When I first started to read fiction, I began with a fantasy novel. I read a book called The Sword of Shannara by Terry Brooks, published in 1977 (the same year Star Wars came out, and the year I was born). Before The Sword of Shannara I hadn't really read any proper "books" of that length - the edition I read was over 700 pages long. It looked massive in my hands. I was young, 12 years old.
I was home sick from school that day and my dad handed me the book, and after everyone else went to school and work, I opened it without any idea what it was and began to read, and proceeded to tear through the book from morning to night, stopping briefly for meals, my eyes to the page ALL day. I stayed home from school again the next day and finished the 700-page book the second night. I have never read a book that length so fast since. It was a whirlwind reading experience, first of its kind, and the beginning for me of a whole new world. Reading. Stories. Magic.

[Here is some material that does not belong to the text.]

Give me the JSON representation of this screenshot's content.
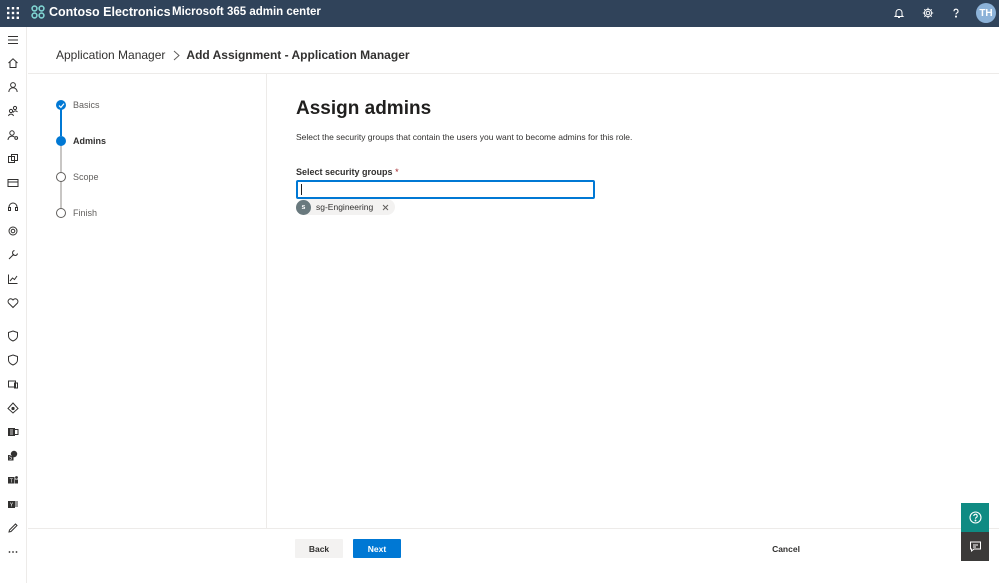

What was it that propelled me forward at such a pace? Obviously, the characters and the story, which I found out later, were in large part based on The Lord of the Rings. But also, the magic used in the story, and the mystery of how that magic worked and where it came from; the mystery of the supernatural. It was the draw of that thing beyond what I knew, what I know. And to this day, I know there is a world beyond our own and I am ever-fascinated by the flickers of it that I see ever-so-rarely in my life. I was inspired by the magic and mystery of this book, the wondrous things the author explored through this strange and new idea that I hadn't seen explored in this way. It captivated my imagination.
This blog is all about writing, publishing and fantastical stories, my own and those of others authors, creators and filmmakers. So when I distill down the ideas that I am most drawn to in my favorite stories, the mysteries, and the magic of life are what's left. And there it is.